I was lucky. I caught it in my peripheral vision just in time to avoid becoming a hood ornament.
The driver sprang out, slammed his door without so much as a second thought. He sprinted across the road and disappeared into the pizza place, dangling his keep-it-hot bag.
I followed, stunned but unharmed, glad I was still upright.
I asked for the manager. He fronted. I was clearly agitated. I told him that one of his delivery people had almost run me over.
He asked me, “Which one?
“How do I know which one ?”
“What kind of car was he driving ?”
“A small white one.”
“I have several drivers with small white cars.”
“The one that just ran through your front door.”
“I’ll check,” he said disappearing inside – and not coming back out.
I was, by this time, ready to make a scene among the other customers but I could see this was going nowhere and so I paid for my pizza and decided a fair thing was to re-arrange the careless driver’s windscreen wiper, not seeing he was following me closely with his next delivery.
Now it was his turn to hit the roof, “What are you doing?!!”
“You almost ran me over.” I think I pointed out that he was careless, had unmarried parents and that he was lucky he was not explaining a downed pedestrian to the police as well.
“You vandalised my car. ”
“Let’s talk to your employer about your insurance and your driving record.”
We marched back into the shop.
I handed the manager the broken windscreen wiper, admitted my misdeed and asked him what he was going to do now.
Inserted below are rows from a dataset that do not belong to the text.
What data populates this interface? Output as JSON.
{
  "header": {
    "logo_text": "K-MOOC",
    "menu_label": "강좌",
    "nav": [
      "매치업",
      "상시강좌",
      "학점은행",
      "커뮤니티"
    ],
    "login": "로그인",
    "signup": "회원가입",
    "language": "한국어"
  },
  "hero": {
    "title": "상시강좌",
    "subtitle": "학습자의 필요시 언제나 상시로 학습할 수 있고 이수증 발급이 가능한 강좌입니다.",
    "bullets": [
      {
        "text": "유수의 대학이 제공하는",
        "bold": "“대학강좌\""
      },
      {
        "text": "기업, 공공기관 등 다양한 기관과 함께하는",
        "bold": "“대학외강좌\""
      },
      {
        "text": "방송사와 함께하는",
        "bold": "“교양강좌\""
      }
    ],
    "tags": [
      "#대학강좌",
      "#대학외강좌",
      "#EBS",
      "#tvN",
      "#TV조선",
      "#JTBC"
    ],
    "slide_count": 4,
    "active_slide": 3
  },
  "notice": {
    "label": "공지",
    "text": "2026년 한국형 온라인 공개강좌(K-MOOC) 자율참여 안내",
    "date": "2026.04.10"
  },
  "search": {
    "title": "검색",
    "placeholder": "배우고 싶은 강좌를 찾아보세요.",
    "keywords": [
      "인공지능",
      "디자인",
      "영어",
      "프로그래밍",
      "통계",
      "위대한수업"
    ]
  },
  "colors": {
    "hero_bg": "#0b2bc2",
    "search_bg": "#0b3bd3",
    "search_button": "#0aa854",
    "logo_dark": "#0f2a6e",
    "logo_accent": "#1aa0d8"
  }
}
He refused to accept any responsibility for his employee and left us “to sort it out ourselves.”
I vaguely remember him asking me to not swear in front of the other customers.
By this time, the driver was really upset. He wanted all kinds of compensation from me. I flatly refused.
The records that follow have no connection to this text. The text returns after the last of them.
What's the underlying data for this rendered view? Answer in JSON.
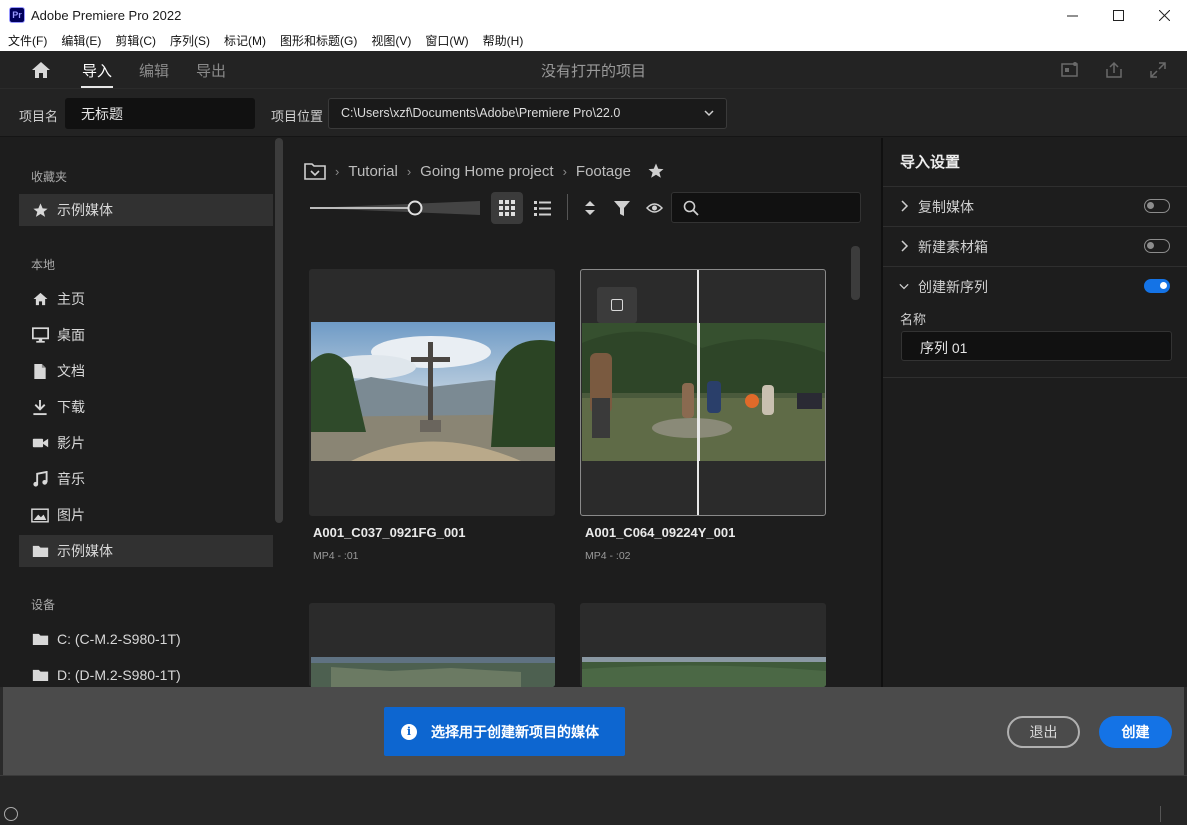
{
  "window": {
    "logo": "Pr",
    "title": "Adobe Premiere Pro 2022",
    "controls": [
      "minimize",
      "maximize",
      "close"
    ]
  },
  "menu": [
    "文件(F)",
    "编辑(E)",
    "剪辑(C)",
    "序列(S)",
    "标记(M)",
    "图形和标题(G)",
    "视图(V)",
    "窗口(W)",
    "帮助(H)"
  ],
  "header": {
    "tabs": [
      {
        "label": "导入",
        "active": true
      },
      {
        "label": "编辑",
        "active": false
      },
      {
        "label": "导出",
        "active": false
      }
    ],
    "center_text": "没有打开的项目"
  },
  "project": {
    "name_label": "项目名",
    "name_value": "无标题",
    "location_label": "项目位置",
    "location_value": "C:\\Users\\xzf\\Documents\\Adobe\\Premiere Pro\\22.0"
  },
  "sidebar": {
    "favorites_title": "收藏夹",
    "favorites": [
      {
        "label": "示例媒体",
        "icon": "star-icon",
        "selected": false
      }
    ],
    "local_title": "本地",
    "local": [
      {
        "label": "主页",
        "icon": "home-icon"
      },
      {
        "label": "桌面",
        "icon": "desktop-icon"
      },
      {
        "label": "文档",
        "icon": "document-icon"
      },
      {
        "label": "下载",
        "icon": "download-icon"
      },
      {
        "label": "影片",
        "icon": "video-icon"
      },
      {
        "label": "音乐",
        "icon": "music-icon"
      },
      {
        "label": "图片",
        "icon": "image-icon"
      },
      {
        "label": "示例媒体",
        "icon": "folder-icon",
        "selected": true
      }
    ],
    "devices_title": "设备",
    "devices": [
      {
        "label": "C: (C-M.2-S980-1T)",
        "icon": "folder-icon"
      },
      {
        "label": "D: (D-M.2-S980-1T)",
        "icon": "folder-icon"
      }
    ]
  },
  "browser": {
    "breadcrumb": [
      "Tutorial",
      "Going Home project",
      "Footage"
    ],
    "clips": [
      {
        "name": "A001_C037_0921FG_001",
        "meta": "MP4 - :01"
      },
      {
        "name": "A001_C064_09224Y_001",
        "meta": "MP4 - :02"
      }
    ]
  },
  "import_settings": {
    "title": "导入设置",
    "copy_media": {
      "label": "复制媒体",
      "on": false
    },
    "new_bin": {
      "label": "新建素材箱",
      "on": false
    },
    "new_sequence": {
      "label": "创建新序列",
      "on": true
    },
    "name_label": "名称",
    "name_value": "序列 01"
  },
  "footer": {
    "info_text": "选择用于创建新项目的媒体",
    "exit_label": "退出",
    "create_label": "创建"
  },
  "colors": {
    "accent": "#1473e6",
    "info_blue": "#0d66d0"
  }
}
He chose more abuse as his preferred option and slammed his door. “I’ve got your number,”he yelled.
“I, have yours too” I said, taking his picture as an afterthought.
He screeched off – driving over the gutter and banging the front of his car on the road.
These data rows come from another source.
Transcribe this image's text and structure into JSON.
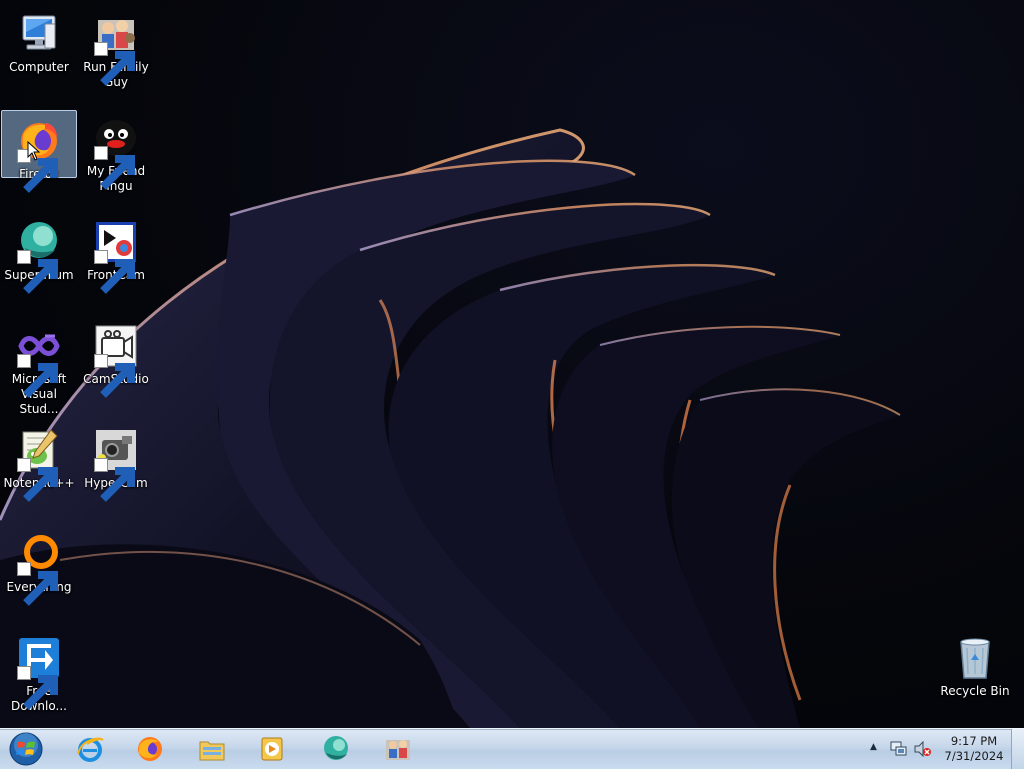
{
  "desktop": {
    "icons": [
      {
        "label": "Computer",
        "icon": "computer-icon"
      },
      {
        "label": "Run Family Guy",
        "icon": "family-guy-icon"
      },
      {
        "label": "Firefox",
        "icon": "firefox-icon",
        "selected": true
      },
      {
        "label": "My Friend Pingu",
        "icon": "pingu-icon"
      },
      {
        "label": "Supermium",
        "icon": "supermium-icon"
      },
      {
        "label": "FrontCam",
        "icon": "frontcam-icon"
      },
      {
        "label": "Microsoft Visual Stud...",
        "icon": "visual-studio-icon"
      },
      {
        "label": "CamStudio",
        "icon": "camstudio-icon"
      },
      {
        "label": "Notepad++",
        "icon": "notepad-plus-plus-icon"
      },
      {
        "label": "HyperCam",
        "icon": "hypercam-icon"
      },
      {
        "label": "Everything",
        "icon": "everything-icon"
      },
      {
        "label": "Free Downlo...",
        "icon": "free-download-manager-icon"
      },
      {
        "label": "Recycle Bin",
        "icon": "recycle-bin-icon"
      }
    ]
  },
  "taskbar": {
    "start": "windows-orb-icon",
    "pinned": [
      {
        "name": "Internet Explorer",
        "icon": "internet-explorer-icon"
      },
      {
        "name": "Firefox",
        "icon": "firefox-icon"
      },
      {
        "name": "Windows Explorer",
        "icon": "folder-icon"
      },
      {
        "name": "Windows Media Player",
        "icon": "media-player-icon"
      },
      {
        "name": "Supermium",
        "icon": "supermium-icon"
      },
      {
        "name": "Run Family Guy",
        "icon": "family-guy-icon"
      }
    ],
    "tray": {
      "show_hidden": "▲",
      "network_icon": "network-icon",
      "volume_icon": "volume-muted-icon",
      "time": "9:17 PM",
      "date": "7/31/2024"
    }
  },
  "colors": {
    "taskbar_top": "#dfe9f5",
    "taskbar_bottom": "#b9cde4",
    "selection": "#96b9e1",
    "wallpaper_glow": "#e0875a"
  }
}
I wasn’t proud of myself, but I did learn some basic truths – the importance of accepting responsibility, the utility of a simple apology, how poorly some pizza chain managers understand customer service and the superior value of petty revenge.
And then, after cooling off, I felt a modicum of remorse for having taken my anger and frustration out on some poor bastard who relied on a crappy job rushing around, risking his life and mine too – delivering pizzas for a pittance for a manager who wasn’t worth feeding.